Each week, Al Attiyah Foundation publishes its energy market review, bringing you the latest global news from the oil, gas and petrochemicals sector.

Oil Slumps 6% on Recession Worries, Strong Dollar

Al-Attiyah Foundation - Weekly Energy Market ReviewOil prices tumbled about 6% to a four-week low on Friday, 17 June, on worries that interest rate hikes by major central banks could slow the global economy and cut demand for energy. Also pressuring prices, the US dollar last week rose to its highest level since December 2002 against a basket of currencies, making oil more expensive for buyers using other currencies. Brent futures fell USD6.69, to settle at USD113.12 a barrel, while US West Texas Intermediate (WTI) crude fell USD8.03, to settle at USD109.56. For the week, Brent futures declined 7.3% while WTI fell 9.2%. Last week, the Fed bumped borrowing costs up by 0.75 percentage points, the most in more than a quarter of a century, in a bid to stem inflation that has been running at more than 8%. Central banks across Europe also raised interest rates, some by amounts that shocked markets, and hinted at even higher borrowing costs to come to tame soaring inflation that is eroding savings and squeezing corporate profits. Russia, meanwhile, expects its oil exports to increase in 2022 despite Western sanctions and a European embargo, the Russian deputy energy minister said on Friday. The EU agreed to reduce its purchases of Russian oil by around 90% by the end of 2022.

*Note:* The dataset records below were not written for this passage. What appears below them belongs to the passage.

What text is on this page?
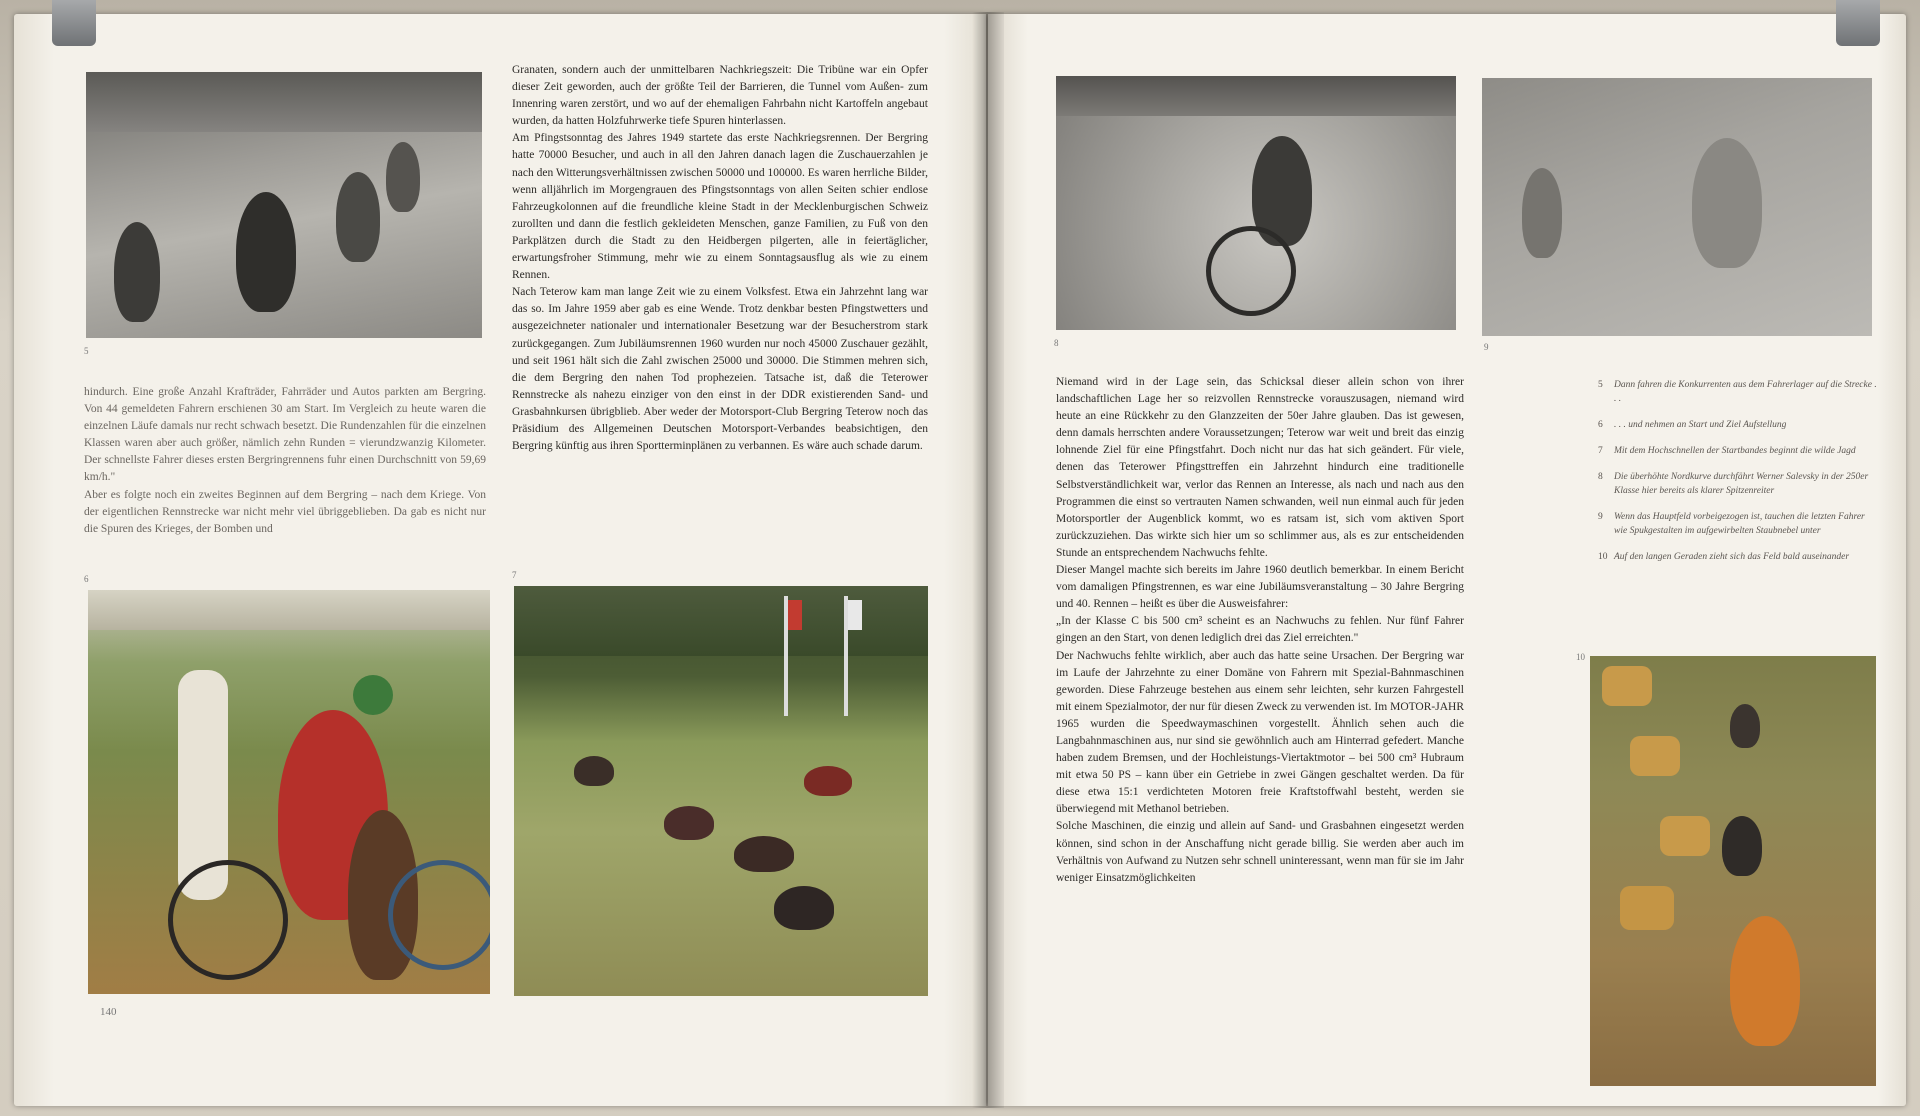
5

hindurch. Eine große Anzahl Krafträder, Fahrräder und Autos parkten am Bergring. Von 44 gemeldeten Fahrern erschienen 30 am Start. Im Vergleich zu heute waren die einzelnen Läufe damals nur recht schwach besetzt. Die Rundenzahlen für die einzelnen Klassen waren aber auch größer, nämlich zehn Runden = vierundzwanzig Kilometer. Der schnellste Fahrer dieses ersten Bergringrennens fuhr einen Durchschnitt von 59,69 km/h."

Aber es folgte noch ein zweites Beginnen auf dem Bergring – nach dem Kriege. Von der eigentlichen Rennstrecke war nicht mehr viel übriggeblieben. Da gab es nicht nur die Spuren des Krieges, der Bomben und

Granaten, sondern auch der unmittelbaren Nachkriegszeit: Die Tribüne war ein Opfer dieser Zeit geworden, auch der größte Teil der Barrieren, die Tunnel vom Außen- zum Innenring waren zerstört, und wo auf der ehemaligen Fahrbahn nicht Kartoffeln angebaut wurden, da hatten Holzfuhrwerke tiefe Spuren hinterlassen.

Am Pfingstsonntag des Jahres 1949 startete das erste Nachkriegsrennen. Der Bergring hatte 70000 Besucher, und auch in all den Jahren danach lagen die Zuschauerzahlen je nach den Witterungsverhältnissen zwischen 50000 und 100000. Es waren herrliche Bilder, wenn alljährlich im Morgengrauen des Pfingstsonntags von allen Seiten schier endlose Fahrzeugkolonnen auf die freundliche kleine Stadt in der Mecklenburgischen Schweiz zurollten und dann die festlich gekleideten Menschen, ganze Familien, zu Fuß von den Parkplätzen durch die Stadt zu den Heidbergen pilgerten, alle in feiertäglicher, erwartungsfroher Stimmung, mehr wie zu einem Sonntagsausflug als wie zu einem Rennen.

Nach Teterow kam man lange Zeit wie zu einem Volksfest. Etwa ein Jahrzehnt lang war das so. Im Jahre 1959 aber gab es eine Wende. Trotz denkbar besten Pfingstwetters und ausgezeichneter nationaler und internationaler Besetzung war der Besucherstrom stark zurückgegangen. Zum Jubiläumsrennen 1960 wurden nur noch 45000 Zuschauer gezählt, und seit 1961 hält sich die Zahl zwischen 25000 und 30000. Die Stimmen mehren sich, die dem Bergring den nahen Tod prophezeien. Tatsache ist, daß die Teterower Rennstrecke als nahezu einziger von den einst in der DDR existierenden Sand- und Grasbahnkursen übrigblieb. Aber weder der Motorsport-Club Bergring Teterow noch das Präsidium des Allgemeinen Deutschen Motorsport-Verbandes beabsichtigen, den Bergring künftig aus ihren Sportterminplänen zu verbannen. Es wäre auch schade darum.

6	7
140
8	9

Niemand wird in der Lage sein, das Schicksal dieser allein schon von ihrer landschaftlichen Lage her so reizvollen Rennstrecke vorauszusagen, niemand wird heute an eine Rückkehr zu den Glanzzeiten der 50er Jahre glauben. Das ist gewesen, denn damals herrschten andere Voraussetzungen; Teterow war weit und breit das einzig lohnende Ziel für eine Pfingstfahrt. Doch nicht nur das hat sich geändert. Für viele, denen das Teterower Pfingsttreffen ein Jahrzehnt hindurch eine traditionelle Selbstverständlichkeit war, verlor das Rennen an Interesse, als nach und nach aus den Programmen die einst so vertrauten Namen schwanden, weil nun einmal auch für jeden Motorsportler der Augenblick kommt, wo es ratsam ist, sich vom aktiven Sport zurückzuziehen. Das wirkte sich hier um so schlimmer aus, als es zur entscheidenden Stunde an entsprechendem Nachwuchs fehlte.

Dieser Mangel machte sich bereits im Jahre 1960 deutlich bemerkbar. In einem Bericht vom damaligen Pfingstrennen, es war eine Jubiläumsveranstaltung – 30 Jahre Bergring und 40. Rennen – heißt es über die Ausweisfahrer:

„In der Klasse C bis 500 cm³ scheint es an Nachwuchs zu fehlen. Nur fünf Fahrer gingen an den Start, von denen lediglich drei das Ziel erreichten."

Der Nachwuchs fehlte wirklich, aber auch das hatte seine Ursachen. Der Bergring war im Laufe der Jahrzehnte zu einer Domäne von Fahrern mit Spezial-Bahnmaschinen geworden. Diese Fahrzeuge bestehen aus einem sehr leichten, sehr kurzen Fahrgestell mit einem Spezialmotor, der nur für diesen Zweck zu verwenden ist. Im MOTOR-JAHR 1965 wurden die Speedwaymaschinen vorgestellt. Ähnlich sehen auch die Langbahnmaschinen aus, nur sind sie gewöhnlich auch am Hinterrad gefedert. Manche haben zudem Bremsen, und der Hochleistungs-Viertaktmotor – bei 500 cm³ Hubraum mit etwa 50 PS – kann über ein Getriebe in zwei Gängen geschaltet werden. Da für diese etwa 15:1 verdichteten Motoren freie Kraftstoffwahl besteht, werden sie überwiegend mit Methanol betrieben.

Solche Maschinen, die einzig und allein auf Sand- und Grasbahnen eingesetzt werden können, sind schon in der Anschaffung nicht gerade billig. Sie werden aber auch im Verhältnis von Aufwand zu Nutzen sehr schnell uninteressant, wenn man für sie im Jahr weniger Einsatzmöglichkeiten

5	Dann fahren die Konkurrenten aus dem Fahrerlager auf die Strecke . . .
6	. . . und nehmen an Start und Ziel Aufstellung
7	Mit dem Hochschnellen der Startbandes beginnt die wilde Jagd
8	Die überhöhte Nordkurve durchfährt Werner Salevsky in der 250er Klasse hier bereits als klarer Spitzenreiter
9	Wenn das Hauptfeld vorbeigezogen ist, tauchen die letzten Fahrer wie Spukgestalten im aufgewirbelten Staubnebel unter
10 Auf den langen Geraden zieht sich das Feld bald auseinander
10
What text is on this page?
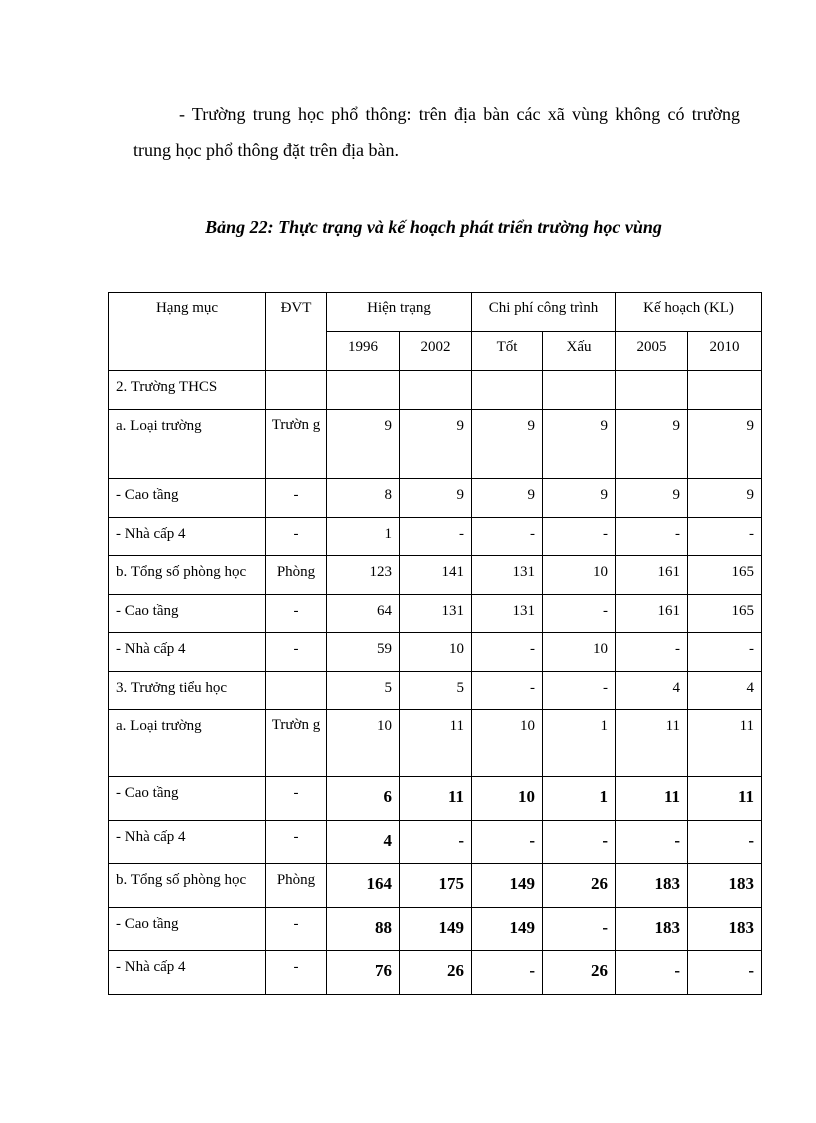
- Trường trung học phổ thông: trên địa bàn các xã vùng không có trường trung học phổ thông đặt trên địa bàn.

Bảng 22: Thực trạng và kế hoạch phát triển trường học vùng
Hạng mục	ĐVT	Hiện trạng		Chi phí công trình		Kế hoạch (KL)	
		1996	2002	Tốt	Xấu	2005	2010
2. Trường THCS							
a. Loại trường	Trườn g	9	9	9	9	9	9
- Cao tầng	-	8	9	9	9	9	9
- Nhà cấp 4	-	1	-	-	-	-	-
b. Tổng số phòng học	Phòng	123	141	131	10	161	165
- Cao tầng	-	64	131	131	-	161	165
- Nhà cấp 4	-	59	10	-	10	-	-
3. Trưởng tiểu học		5	5	-	-	4	4
a. Loại trường	Trườn g	10	11	10	1	11	11
- Cao tầng	-	6	11	10	1	11	11
- Nhà cấp 4	-	4	-	-	-	-	-
b. Tổng số phòng học	Phòng	164	175	149	26	183	183
- Cao tầng	-	88	149	149	-	183	183
- Nhà cấp 4	-	76	26	-	26	-	-
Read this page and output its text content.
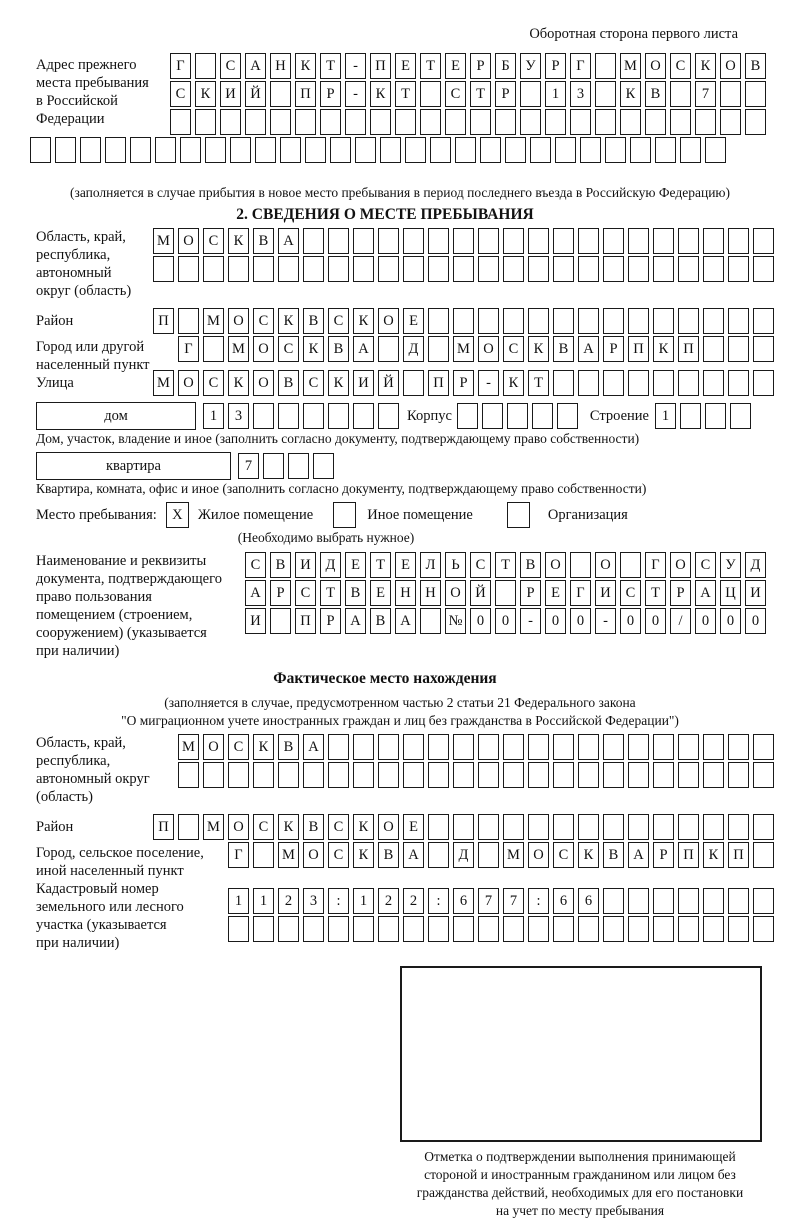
Оборотная сторона первого листа
Адрес прежнего
места пребывания
в Российской
Федерации
Г	С	А	Н	К	Т	-	П	Е	Т	Е	Р	Б	У	Р	Г	М О	С	К	О	В
С	К	И	Й	П	Р	-	К	Т	С	Т	Р	1	3	К	В	7
(заполняется в случае прибытия в новое место пребывания в период последнего въезда в Российскую Федерацию)
2. СВЕДЕНИЯ О МЕСТЕ ПРЕБЫВАНИЯ
Область, край,
республика,
автономный
округ (область)
М О	С	К	В	А
Район	П	М О	С	К	В	С	К	О	Е
Город или другой
населенный пункт
Г	М О	С	К	В	А	Д	М О	С	К	В	А	Р	П	К	П
Улица	М О	С	К	О	В	С	К	И	Й	П	Р	-	К	Т
дом	1	3	Корпус	Строение 1
Дом, участок, владение и иное (заполнить согласно документу, подтверждающему право собственности)
квартира	7
Квартира, комната, офис и иное (заполнить согласно документу, подтверждающему право собственности)
Место пребывания:	X	Жилое помещение	Иное помещение	Организация
(Необходимо выбрать нужное)
Наименование и реквизиты
документа, подтверждающего
право пользования
помещением (строением,
сооружением) (указывается
при наличии)
С	В	И	Д	Е	Т	Е	Л	Ь	С	Т	В	О	О	Г	О	С	У	Д
А	Р	С	Т	В	Е	Н	Н	О	Й	Р	Е	Г	И	С	Т	Р	А	Ц	И
И	П	Р	А	В	А	№ 0	0	-	0	0	-	0	0	/	0	0	0
Фактическое место нахождения
(заполняется в случае, предусмотренном частью 2 статьи 21 Федерального закона
"О миграционном учете иностранных граждан и лиц без гражданства в Российской Федерации")
Область, край,
республика,
автономный округ
(область)
М О	С	К	В	А
Район	П	М О	С	К	В	С	К	О	Е
Город, сельское поселение,
иной населенный пункт
Г	М О	С	К	В	А	Д	М О	С	К	В	А	Р	П	К	П
Кадастровый номер
земельного или лесного
участка (указывается
при наличии)
1	1	2	3	:	1	2	2	:	6	7	7	:	6	6
Отметка о подтверждении выполнения принимающей
стороной и иностранным гражданином или лицом без
гражданства действий, необходимых для его постановки
на учет по месту пребывания
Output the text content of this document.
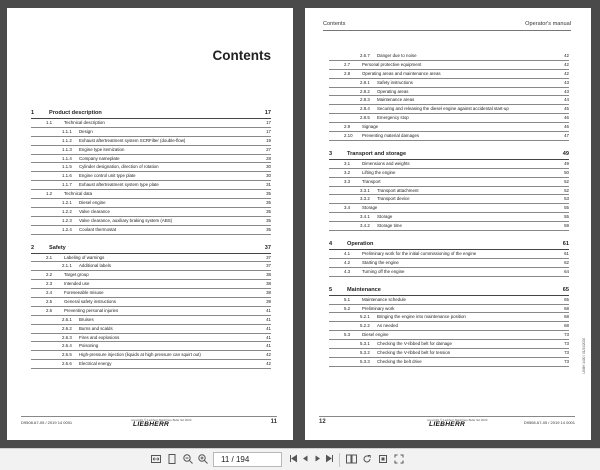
Contents
1	Product description	17
1.1	Technical description	17
1.1.1 Design	17
1.1.2 Exhaust aftertreatment system SCRFilter (double-flow)	19
1.1.3 Engine type itemization	27
1.1.4 Company nameplate	28
1.1.5 Cylinder designation, direction of rotation	30
1.1.6 Engine control unit type plate	30
1.1.7 Exhaust aftertreatment system type plate	31
1.2	Technical data	35
1.2.1 Diesel engine	35
1.2.2 Valve clearance	35
1.2.3 Valve clearance, auxiliary braking system (ABS)	35
1.2.4 Coolant thermostat	35
2	Safety	37
2.1	Labeling of warnings	37
2.1.1 Additional labels	37
2.2	Target group	38
2.3	Intended use	38
2.4	Foreseeable misuse	38
2.5	General safety instructions	39
2.6	Preventing personal injuries	41
2.6.1 Bruises	41
2.6.2 Burns and scalds	41
2.6.3 Fires and explosions	41
2.6.4 Poisoning	41
2.6.5 High-pressure injection (liquids at high pressure can squirt out)	42
2.6.6 Electrical energy	42
D9508 A7-05 / 2019 14 0001	copyright © Liebherr Machines Bulle SA 2020
LIEBHERR	11
Contents	Operator's manual
2.6.7 Danger due to noise	42
2.7	Personal protective equipment	42
2.8	Operating areas and maintenance areas	42
2.8.1 Safety instructions	43
2.8.2 Operating areas	43
2.8.3 Maintenance areas	44
2.8.4 Securing and releasing the diesel engine against accidental start-up	45
2.8.5 Emergency stop	46
2.9	Signage	46
2.10 Preventing material damages	47
3	Transport and storage	49
3.1	Dimensions and weights	49
3.2	Lifting the engine	50
3.3	Transport	52
3.3.1 Transport attachment	52
3.3.2 Transport device	53
3.4	Storage	55
3.4.1 Storage	55
3.4.2 Storage time	59
4	Operation	61
4.1	Preliminary work for the initial commissioning of the engine	61
4.2	Starting the engine	62
4.3	Turning off the engine	64
5	Maintenance	65
5.1	Maintenance schedule	65
5.2	Preliminary work	68
5.2.1 Bringing the engine into maintenance position	68
5.2.2 As needed	68
5.3	Diesel engine	73
5.3.1 Checking the V-ribbed belt for damage	73
5.3.2 Checking the V-ribbed belt for tension	73
5.3.3 Checking the belt drive	73	LWBH 1400 / 01/24/2020
12	copyright © Liebherr Machines Bulle SA 2020
LIEBHERR	D9508 A7-05 / 2019 14 0001
11 / 194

Asia Spot Prices Jump, Tracking Sharp Rise in Europe

Asian spot liquefied natural gas (LNG) prices jumped last week, tracking a rise in European gas prices, on further market tightening as an extended shutdown at a US export plant prompted buying by Japan and South Korea. The average LNG price was estimated at USD36.50 per million British thermal units (mmBtu), up USD13 or 55.3% from the previous week, industry sources said. In Europe, a further decline in Russian gas flows via the Nord Stream 1 pipeline, coinciding with an early heat wave gripping its south, deepened concerns the continent may struggle to build up storage ahead of the winter season as planned. Additionally, an extended outage at US liquefied natural gas export terminal Freeport LNG is clouding future European supplies. Freeport LNG, the operator of one of the largest US export plants, said on Tuesday that last week’s fire damage to its Texas plant would keep it fully offline until September with only partial operation through year-end. Meanwhile, analysts said that the extended shutdown should give utilities a chance to rebuild extremely low US gas stockpiles more quickly. US natural gas futures dropped about 7% to a seven-week low on Friday on forecasts for lower demand this week.